What will happen to the Unified Patent Court (UPC) if the UK leaves the EU?

Would the planned referendum on the UK’s continued membership of the EU have any effect on the UPC Agreement?  If the UK votes to leave the EU, it must also leave the UPC although there is nothing to stop the new system continuing without the UK.  The UK Intellectual Property Office has moved to address speculation by releasing the following statement:


“The Government is committed to this project and wants the UK to be part of a European patent system that supports growth and fosters innovation.  The Prime Minister was personally involved in the negotiations on the Unitary Patent regulations and the UPC Agreement and the UK is taking an active role in the current work to implement the new system.  There is still work to be done before the UK can ratify the Agreement, and it is the Government’s intention for domestic preparations to be completed by Spring 2016”.

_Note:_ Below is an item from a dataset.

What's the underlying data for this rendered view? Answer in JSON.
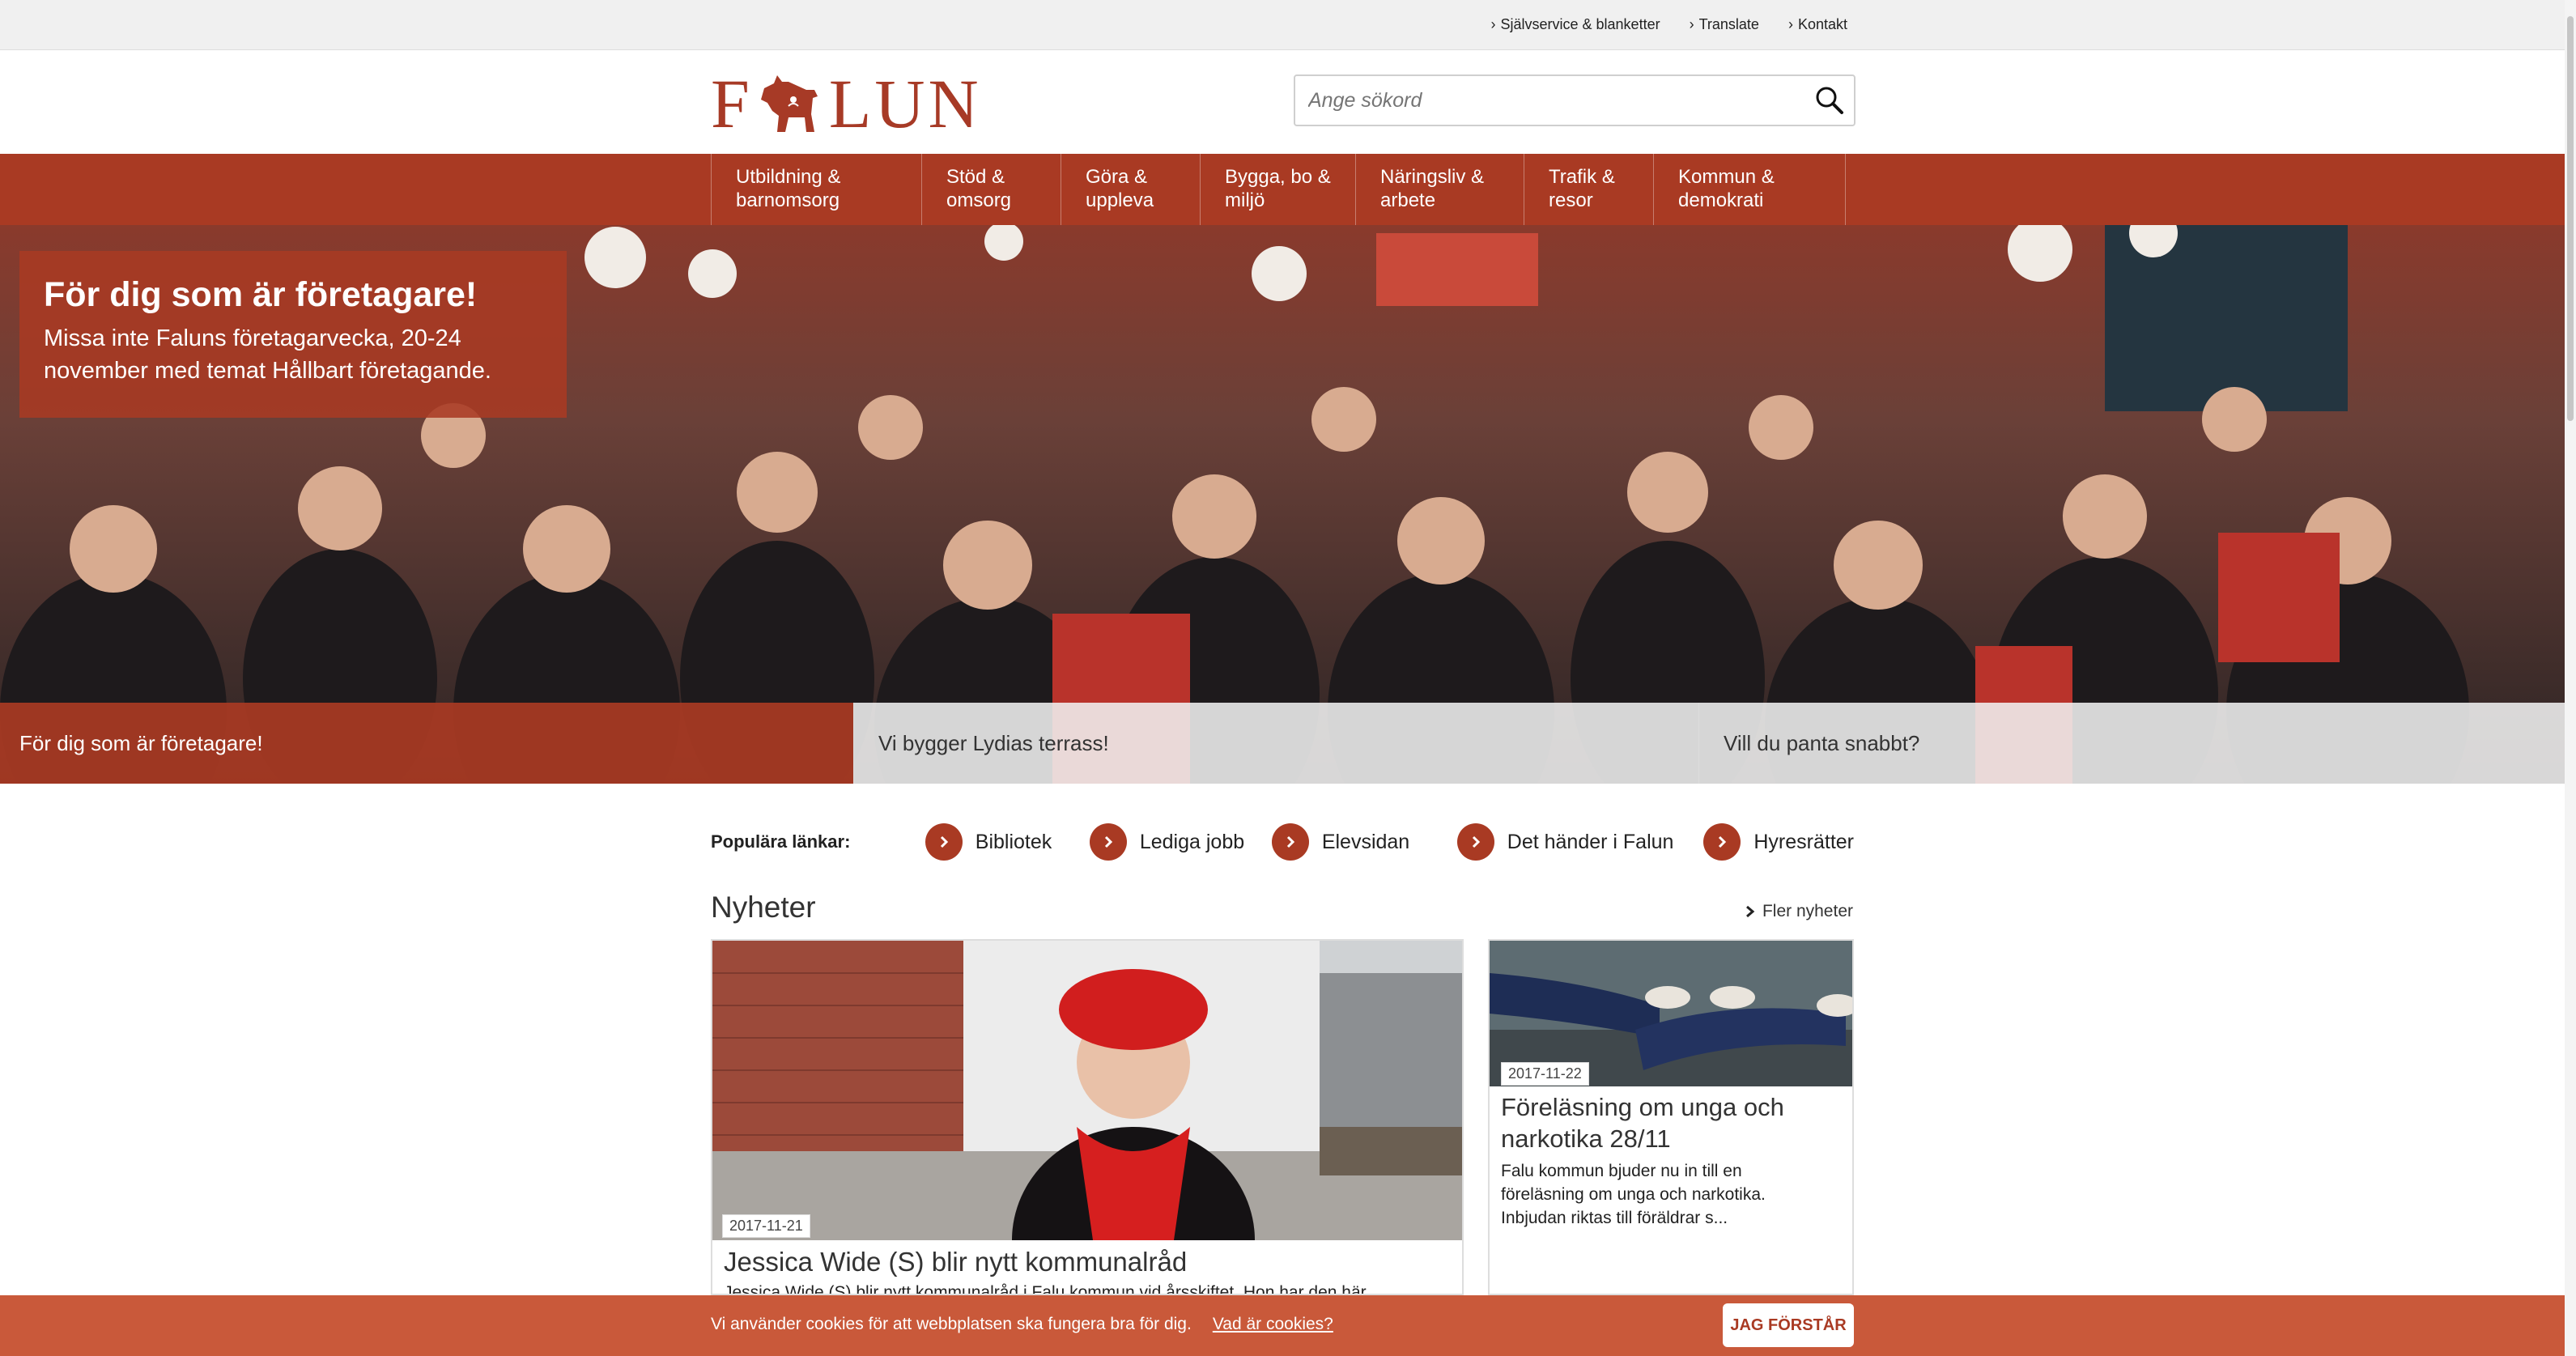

Questions still remain as to how much money the UK government would be prepared to invest in setting up the UK Divisions of the UPC before the planned referendum, or crucially when the Government intends to ratify the UPC Agreement.  A UPC without the UK would be less attractive to patentees and litigants, and also opens up a very large legal can of worms regarding whether the proposed London branch of the Central Division should be moved elsewhere, possibly to the Netherlands as the fourth biggest patent filing country in the EU.


Regardless of the UK’s participation, the new system will still offer cost savings for patent protection and litigation covering a geographical territory that is home to hundreds of millions of consumers.